When serge is exported to America it is found in inventories from New Amstel (Delaware) to Pavonia (New Jersey) and Manhattan to Beverwijk (Albany, NY). Its use spans the whole of the 17th century both under Dutch and later under the English soveriegnship. Serge found in inventories prior to the 1660s, and even up to 1674, are likely Dutch, because England's serge production ramped up during the second half of the 17th century. During the second half of the century it could be either, however, it is best to look at where a merchant was purchasing their goods and if they owned their own ships. There are 1690s merchants traveling to Holland and shipping goods back to Albany, NY just as there are merchants out on Long Island, NY who are obviously ordering from England.
1659: Brill, New Amstel, a gray serge man’s coat.
1665: Imbroch, Kingston, serge breeches
1693: Van Bommell, NYC, 1 “Read” “Sarge” petticoat
British settlers in the area also used serge. In 1669, Widow Partridge of NYC had "6 yards &1/2 of serge 02.10.00" and 1680 Peirson in Southhampton had "a yard of “rod” “broadcloath” and 4 yards 1/2 “rod” “serg” 003:00:00. The Widow probably had Dutch or Flemish serge due to the date and the Southhampton inventory probably had English.
Serge is a fabric found in farmer's and merchant's inventories. The Ashmans had a small home in Jamaica, NY with an orchard, yet had a fair amount of serge. While Imbroch was a doctor who also had serge breeches.
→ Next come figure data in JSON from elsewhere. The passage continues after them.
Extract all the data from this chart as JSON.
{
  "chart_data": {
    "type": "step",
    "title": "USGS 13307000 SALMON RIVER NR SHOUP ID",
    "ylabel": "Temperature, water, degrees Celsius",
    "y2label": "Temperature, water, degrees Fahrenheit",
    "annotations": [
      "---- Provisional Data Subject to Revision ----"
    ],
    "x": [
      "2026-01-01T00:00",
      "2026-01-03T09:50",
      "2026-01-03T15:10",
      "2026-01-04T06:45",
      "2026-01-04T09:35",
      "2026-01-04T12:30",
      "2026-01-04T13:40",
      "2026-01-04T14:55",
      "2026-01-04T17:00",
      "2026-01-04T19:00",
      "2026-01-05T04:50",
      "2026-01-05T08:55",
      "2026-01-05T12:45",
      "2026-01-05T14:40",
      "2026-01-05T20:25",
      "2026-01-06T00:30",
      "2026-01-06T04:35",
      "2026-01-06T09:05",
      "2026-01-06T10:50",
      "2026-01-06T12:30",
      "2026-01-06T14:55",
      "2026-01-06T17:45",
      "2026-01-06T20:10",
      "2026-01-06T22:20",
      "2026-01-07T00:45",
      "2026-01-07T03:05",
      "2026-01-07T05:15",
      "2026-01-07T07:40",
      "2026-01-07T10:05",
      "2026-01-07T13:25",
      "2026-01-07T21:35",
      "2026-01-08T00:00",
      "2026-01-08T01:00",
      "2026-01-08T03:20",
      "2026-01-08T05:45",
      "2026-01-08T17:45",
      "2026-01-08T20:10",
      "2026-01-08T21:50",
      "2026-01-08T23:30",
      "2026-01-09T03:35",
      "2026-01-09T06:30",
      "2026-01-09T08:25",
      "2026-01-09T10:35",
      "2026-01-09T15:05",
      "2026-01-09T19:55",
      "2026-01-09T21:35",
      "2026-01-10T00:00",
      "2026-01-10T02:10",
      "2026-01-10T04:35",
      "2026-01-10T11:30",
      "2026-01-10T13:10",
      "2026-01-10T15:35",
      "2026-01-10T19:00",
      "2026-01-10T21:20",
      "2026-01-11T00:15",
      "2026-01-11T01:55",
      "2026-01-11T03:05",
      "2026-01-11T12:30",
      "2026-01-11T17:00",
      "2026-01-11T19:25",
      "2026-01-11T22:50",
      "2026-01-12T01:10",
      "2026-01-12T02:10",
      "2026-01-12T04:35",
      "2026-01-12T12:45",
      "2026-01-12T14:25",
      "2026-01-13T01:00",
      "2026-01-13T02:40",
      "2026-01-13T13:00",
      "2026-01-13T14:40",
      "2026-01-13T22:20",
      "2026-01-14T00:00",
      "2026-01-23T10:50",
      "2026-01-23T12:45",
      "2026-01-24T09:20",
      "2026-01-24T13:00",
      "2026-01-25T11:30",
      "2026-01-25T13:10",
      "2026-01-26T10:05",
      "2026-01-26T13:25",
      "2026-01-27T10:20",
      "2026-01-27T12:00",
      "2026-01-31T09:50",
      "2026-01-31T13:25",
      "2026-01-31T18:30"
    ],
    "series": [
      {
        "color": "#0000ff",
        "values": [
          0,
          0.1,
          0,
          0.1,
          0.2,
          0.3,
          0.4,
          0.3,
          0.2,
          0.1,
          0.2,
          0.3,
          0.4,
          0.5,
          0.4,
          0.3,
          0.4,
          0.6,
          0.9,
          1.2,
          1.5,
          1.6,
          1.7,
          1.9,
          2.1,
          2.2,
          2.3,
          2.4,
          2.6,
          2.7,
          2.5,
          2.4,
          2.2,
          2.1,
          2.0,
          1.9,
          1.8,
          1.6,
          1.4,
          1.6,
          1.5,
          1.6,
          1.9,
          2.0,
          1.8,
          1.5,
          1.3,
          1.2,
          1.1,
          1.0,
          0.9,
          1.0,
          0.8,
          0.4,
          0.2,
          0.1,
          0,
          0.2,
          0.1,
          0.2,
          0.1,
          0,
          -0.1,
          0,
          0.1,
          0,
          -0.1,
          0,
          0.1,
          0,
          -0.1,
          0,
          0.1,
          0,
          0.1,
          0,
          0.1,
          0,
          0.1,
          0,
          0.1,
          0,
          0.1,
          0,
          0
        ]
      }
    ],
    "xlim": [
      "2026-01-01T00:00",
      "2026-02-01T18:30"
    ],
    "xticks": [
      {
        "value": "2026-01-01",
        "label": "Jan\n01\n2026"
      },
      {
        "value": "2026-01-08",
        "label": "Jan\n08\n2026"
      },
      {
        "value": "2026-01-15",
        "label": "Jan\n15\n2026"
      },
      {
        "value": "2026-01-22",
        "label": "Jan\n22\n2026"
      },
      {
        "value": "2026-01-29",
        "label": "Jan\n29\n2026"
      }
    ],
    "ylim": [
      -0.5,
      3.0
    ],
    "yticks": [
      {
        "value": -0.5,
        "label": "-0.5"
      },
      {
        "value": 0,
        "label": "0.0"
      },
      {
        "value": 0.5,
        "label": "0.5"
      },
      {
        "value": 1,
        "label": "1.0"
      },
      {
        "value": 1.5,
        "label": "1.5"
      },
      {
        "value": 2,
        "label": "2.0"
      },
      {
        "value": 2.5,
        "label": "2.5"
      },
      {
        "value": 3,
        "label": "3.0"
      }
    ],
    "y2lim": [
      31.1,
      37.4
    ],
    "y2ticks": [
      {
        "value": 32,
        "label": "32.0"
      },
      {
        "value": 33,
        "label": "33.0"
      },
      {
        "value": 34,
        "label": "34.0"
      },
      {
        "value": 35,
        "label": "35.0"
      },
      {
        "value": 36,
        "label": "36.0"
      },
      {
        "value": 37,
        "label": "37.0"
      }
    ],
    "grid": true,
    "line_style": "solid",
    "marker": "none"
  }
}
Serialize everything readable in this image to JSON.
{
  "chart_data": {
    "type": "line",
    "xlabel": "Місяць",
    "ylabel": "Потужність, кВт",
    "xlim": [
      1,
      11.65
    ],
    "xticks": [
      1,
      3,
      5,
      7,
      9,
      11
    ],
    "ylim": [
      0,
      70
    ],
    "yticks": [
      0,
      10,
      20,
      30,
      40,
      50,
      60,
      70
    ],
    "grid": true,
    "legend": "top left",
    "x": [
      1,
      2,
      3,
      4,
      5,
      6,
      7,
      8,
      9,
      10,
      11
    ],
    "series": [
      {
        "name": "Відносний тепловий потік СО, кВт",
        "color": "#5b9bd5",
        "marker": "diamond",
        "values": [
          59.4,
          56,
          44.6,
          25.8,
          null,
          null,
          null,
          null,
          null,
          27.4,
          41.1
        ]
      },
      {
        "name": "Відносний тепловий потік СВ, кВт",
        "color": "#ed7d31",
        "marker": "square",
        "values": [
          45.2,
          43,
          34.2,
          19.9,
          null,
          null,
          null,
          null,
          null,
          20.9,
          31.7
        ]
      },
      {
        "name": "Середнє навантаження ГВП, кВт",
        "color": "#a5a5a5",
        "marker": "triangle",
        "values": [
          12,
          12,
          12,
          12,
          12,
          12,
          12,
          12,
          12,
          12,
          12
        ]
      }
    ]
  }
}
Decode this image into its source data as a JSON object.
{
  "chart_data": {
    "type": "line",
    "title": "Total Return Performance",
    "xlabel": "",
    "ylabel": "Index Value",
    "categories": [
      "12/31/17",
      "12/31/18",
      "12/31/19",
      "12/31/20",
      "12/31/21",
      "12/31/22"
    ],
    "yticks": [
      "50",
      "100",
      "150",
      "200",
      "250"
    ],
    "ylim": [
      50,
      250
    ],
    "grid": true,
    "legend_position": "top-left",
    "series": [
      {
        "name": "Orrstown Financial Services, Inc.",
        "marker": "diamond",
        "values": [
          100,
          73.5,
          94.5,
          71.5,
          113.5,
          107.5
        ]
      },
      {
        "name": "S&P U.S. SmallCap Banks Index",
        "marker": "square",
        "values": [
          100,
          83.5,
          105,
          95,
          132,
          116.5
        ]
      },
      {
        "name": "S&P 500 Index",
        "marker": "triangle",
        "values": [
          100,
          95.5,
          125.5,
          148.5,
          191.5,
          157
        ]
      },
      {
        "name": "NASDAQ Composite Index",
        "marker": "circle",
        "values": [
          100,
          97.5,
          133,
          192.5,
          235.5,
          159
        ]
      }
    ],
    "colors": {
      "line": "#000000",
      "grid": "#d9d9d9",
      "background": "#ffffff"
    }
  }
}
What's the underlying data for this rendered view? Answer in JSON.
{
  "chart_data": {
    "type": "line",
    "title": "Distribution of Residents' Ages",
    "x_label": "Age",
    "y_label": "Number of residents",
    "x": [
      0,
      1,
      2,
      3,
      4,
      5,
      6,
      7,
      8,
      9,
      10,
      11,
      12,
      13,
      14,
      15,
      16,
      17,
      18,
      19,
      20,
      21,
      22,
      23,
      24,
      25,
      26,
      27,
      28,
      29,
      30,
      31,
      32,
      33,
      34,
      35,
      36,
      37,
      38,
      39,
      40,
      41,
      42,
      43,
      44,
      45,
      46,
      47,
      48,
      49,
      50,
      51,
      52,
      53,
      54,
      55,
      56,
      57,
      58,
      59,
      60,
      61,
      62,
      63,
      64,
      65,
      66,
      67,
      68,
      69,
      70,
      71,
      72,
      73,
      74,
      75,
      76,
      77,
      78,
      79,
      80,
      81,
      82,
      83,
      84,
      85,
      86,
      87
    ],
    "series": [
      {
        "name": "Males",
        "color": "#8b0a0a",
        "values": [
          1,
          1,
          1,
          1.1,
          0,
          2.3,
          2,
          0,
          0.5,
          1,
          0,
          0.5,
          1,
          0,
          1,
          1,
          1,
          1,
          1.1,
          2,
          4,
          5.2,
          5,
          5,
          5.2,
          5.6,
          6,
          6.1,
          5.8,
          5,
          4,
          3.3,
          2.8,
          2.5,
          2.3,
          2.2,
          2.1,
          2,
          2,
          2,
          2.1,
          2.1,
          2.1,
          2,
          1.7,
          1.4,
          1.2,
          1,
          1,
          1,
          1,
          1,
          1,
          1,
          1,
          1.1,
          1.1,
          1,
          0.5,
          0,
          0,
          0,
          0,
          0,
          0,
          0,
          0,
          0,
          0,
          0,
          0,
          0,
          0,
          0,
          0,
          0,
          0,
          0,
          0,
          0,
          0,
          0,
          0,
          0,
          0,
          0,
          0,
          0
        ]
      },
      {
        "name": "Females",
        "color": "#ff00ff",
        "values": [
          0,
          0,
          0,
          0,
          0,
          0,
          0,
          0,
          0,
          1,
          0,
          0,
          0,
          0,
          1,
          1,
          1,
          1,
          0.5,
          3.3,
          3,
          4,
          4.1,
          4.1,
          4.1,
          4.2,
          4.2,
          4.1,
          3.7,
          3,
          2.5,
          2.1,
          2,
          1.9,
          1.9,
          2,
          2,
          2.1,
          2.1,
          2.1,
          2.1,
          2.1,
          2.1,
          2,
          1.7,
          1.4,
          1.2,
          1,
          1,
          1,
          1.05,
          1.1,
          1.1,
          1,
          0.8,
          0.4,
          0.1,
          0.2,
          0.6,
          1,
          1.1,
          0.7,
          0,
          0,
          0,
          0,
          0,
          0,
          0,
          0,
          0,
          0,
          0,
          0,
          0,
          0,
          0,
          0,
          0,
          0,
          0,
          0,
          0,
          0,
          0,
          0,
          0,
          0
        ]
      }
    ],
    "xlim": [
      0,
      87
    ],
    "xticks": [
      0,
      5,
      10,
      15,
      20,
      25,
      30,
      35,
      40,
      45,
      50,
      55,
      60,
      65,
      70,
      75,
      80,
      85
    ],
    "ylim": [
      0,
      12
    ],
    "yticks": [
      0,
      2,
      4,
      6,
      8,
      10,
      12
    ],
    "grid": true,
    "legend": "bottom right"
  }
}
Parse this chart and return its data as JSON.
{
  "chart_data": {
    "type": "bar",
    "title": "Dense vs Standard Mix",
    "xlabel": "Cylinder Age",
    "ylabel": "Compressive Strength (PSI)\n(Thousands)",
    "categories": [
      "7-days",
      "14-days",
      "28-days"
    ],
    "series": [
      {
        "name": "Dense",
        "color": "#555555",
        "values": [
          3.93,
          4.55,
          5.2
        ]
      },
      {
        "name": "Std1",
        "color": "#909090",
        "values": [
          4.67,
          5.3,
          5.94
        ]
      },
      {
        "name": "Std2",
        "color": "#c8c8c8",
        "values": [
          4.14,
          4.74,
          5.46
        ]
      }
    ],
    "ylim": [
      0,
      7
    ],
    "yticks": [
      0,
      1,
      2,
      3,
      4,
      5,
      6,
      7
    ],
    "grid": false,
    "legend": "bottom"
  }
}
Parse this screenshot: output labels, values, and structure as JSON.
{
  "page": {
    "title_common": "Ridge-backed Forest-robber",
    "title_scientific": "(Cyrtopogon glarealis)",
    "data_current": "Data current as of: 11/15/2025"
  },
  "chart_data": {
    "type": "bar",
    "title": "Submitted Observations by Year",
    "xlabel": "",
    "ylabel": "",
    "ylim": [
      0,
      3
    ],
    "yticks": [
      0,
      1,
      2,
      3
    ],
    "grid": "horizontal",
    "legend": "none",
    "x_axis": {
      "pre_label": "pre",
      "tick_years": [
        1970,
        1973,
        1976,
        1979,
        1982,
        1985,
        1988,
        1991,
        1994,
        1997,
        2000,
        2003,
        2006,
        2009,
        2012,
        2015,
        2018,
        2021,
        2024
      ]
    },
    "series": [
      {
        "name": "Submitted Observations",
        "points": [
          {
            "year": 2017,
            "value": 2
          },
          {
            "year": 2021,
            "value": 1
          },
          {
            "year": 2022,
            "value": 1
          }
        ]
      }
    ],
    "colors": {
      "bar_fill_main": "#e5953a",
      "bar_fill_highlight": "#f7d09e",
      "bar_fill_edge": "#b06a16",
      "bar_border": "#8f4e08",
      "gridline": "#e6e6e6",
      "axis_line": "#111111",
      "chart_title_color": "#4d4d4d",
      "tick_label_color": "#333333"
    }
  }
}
Serge is a work horse of fabrics, durable, and can be worn in the spring, summer and fall. Serge fabric is found in black, gray, red, "woman's blue" [possibly sky or Dutch blue], green and "colored" in inventories. Interestingly, a "striped" serge was available in a 1690s store inventory. This may of been from Scandinavia. They had developed stripped wool fabrics early on and are found in Sweden.
One final inventory, an older mulatto female slave and a mulatto girl slave who were valued at 5:00:00, in the 1687 Taylor of NYC inventory owned the following clothing:
Cloaths belonging to the “negerin”:
a parsol of old things 0:12:00,
1 black “gowne” & “petticoate” 01:10:00,
1 Serge “gowne”, “petticoate” & Stays 1:10:00,
1 “p” of “brawles” [a textile] 00:04:06.
Taylor did not have a wife or known children. It is possible that the adult female slave and child were his relations. This might explain the reason for Taylor paying out 2:20:00 pounds for a complete set of clothes for them including stays [ a type of corset]. The black gown and petticoat probably belonged to the older woman, and the serge gown, petticoat and stays to the girl. A Note: Stays are rather expensive, for the black gown and petticoat to be worth the equivalent of the serge gown, petticoat and stays, it must of been made of fine material or was new. But clothing that is new or old, is usually labeled as such in NY inventories.
Inventories have the ability to reveal a lot about the lives of early settlers, from the spread of culture, social acceptance or disparity and how one values relationships.